Giving Compass' Take:

• U.S. Trust conducted a recent survey that took stock in the attitudes of business leaders when it comes to philanthropy, and found that the appetite for doing good was strong.

• Many executives serve on boards and a growing number consider themselves "social entrepreneurs." That's why it's so important that private and public organizations explore more collaboration.

• Here's how to make everyone care about Corporate Social Responsibility.


Like many people of means, owners of successful businesses often make personal donations to nonprofit organizations, but many wield more than their checkbooks to advance the work of their favorite charities. They make the business itself a change agent, leveraging assets like the skill sets of their employees, office equipment, unsold inventory and even the corporate jet to help nonprofits achieve their missions.

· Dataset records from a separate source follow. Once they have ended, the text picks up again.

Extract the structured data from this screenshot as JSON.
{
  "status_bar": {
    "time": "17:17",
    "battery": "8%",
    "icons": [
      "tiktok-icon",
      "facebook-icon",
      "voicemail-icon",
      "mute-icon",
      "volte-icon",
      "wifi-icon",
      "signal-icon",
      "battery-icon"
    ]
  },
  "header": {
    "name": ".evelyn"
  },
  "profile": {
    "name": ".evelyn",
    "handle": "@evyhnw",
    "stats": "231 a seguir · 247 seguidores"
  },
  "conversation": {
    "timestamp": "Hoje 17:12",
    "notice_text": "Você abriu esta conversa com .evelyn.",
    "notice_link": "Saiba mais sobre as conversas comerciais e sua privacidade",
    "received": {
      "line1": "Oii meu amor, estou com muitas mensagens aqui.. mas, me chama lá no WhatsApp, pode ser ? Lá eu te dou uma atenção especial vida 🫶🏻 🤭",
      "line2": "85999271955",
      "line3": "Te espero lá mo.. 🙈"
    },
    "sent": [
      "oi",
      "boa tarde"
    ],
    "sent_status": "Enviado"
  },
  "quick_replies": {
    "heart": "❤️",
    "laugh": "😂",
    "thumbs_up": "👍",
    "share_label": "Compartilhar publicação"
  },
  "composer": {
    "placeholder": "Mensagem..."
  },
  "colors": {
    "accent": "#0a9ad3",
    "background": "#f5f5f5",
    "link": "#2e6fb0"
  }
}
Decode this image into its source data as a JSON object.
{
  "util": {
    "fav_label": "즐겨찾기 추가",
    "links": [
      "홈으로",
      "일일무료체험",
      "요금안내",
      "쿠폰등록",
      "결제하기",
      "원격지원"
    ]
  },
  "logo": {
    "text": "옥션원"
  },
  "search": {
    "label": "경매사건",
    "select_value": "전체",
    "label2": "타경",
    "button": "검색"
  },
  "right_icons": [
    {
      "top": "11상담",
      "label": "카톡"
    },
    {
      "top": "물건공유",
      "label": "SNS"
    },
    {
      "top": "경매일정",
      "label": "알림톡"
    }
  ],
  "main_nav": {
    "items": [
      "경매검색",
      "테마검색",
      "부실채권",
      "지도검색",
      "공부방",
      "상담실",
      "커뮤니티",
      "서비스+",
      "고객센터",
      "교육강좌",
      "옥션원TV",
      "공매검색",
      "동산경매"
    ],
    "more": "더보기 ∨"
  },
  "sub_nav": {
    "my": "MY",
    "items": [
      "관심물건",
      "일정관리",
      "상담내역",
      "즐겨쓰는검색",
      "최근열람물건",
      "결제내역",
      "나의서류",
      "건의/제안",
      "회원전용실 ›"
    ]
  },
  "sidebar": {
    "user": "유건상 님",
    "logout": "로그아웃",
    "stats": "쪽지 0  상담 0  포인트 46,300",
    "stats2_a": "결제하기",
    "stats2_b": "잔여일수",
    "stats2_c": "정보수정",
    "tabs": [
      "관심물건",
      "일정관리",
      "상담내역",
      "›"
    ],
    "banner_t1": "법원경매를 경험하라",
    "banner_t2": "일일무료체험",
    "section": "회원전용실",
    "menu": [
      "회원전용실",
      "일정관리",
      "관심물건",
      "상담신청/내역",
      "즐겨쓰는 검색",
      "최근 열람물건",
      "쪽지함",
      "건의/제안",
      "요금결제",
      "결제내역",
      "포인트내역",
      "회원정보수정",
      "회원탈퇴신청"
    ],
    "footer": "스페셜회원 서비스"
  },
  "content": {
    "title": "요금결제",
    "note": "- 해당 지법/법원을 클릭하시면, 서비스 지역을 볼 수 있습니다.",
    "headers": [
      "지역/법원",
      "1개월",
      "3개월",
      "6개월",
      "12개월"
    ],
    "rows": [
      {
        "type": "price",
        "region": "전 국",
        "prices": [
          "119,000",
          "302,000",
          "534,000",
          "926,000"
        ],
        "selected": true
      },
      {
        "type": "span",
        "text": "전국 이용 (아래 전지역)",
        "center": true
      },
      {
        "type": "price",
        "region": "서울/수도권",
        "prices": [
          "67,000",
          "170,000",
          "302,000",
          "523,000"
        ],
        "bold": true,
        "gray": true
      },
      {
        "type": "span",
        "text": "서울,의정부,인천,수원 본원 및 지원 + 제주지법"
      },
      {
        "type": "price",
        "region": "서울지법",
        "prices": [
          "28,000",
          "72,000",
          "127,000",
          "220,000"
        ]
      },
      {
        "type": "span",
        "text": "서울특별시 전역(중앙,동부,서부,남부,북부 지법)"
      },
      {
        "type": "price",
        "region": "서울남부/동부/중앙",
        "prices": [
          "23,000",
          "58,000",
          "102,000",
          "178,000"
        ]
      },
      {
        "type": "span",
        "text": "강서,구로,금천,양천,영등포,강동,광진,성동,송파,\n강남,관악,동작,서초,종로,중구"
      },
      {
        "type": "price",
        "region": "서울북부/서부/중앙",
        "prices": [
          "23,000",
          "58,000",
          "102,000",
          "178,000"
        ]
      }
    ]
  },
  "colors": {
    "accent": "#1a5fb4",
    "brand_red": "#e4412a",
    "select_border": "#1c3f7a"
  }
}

“Many people equate philanthropy with making large donations — the kind that get people’s names on the wall of a hospital wing or a new college dormitory at their alma mater,” says Gillian Howell, philanthropic consulting and advisory executive at U.S. Trust. “Business owners do write checks, but they also provide expertise and other company resources that are invaluable to nonprofits.”

The 2017 U.S. Trust Insights on Wealth and Worth® survey,** an annual query of the attitudes, goals and behaviors of high-net-worth individuals in the United States, revealed that 95% of business owners actively support nonprofits. For many, this means serving on a nonprofit board. More than 30% of survey respondents who own businesses serve on at least one nonprofit board, with many serving on six or more — an astounding figure given the demands placed upon board members.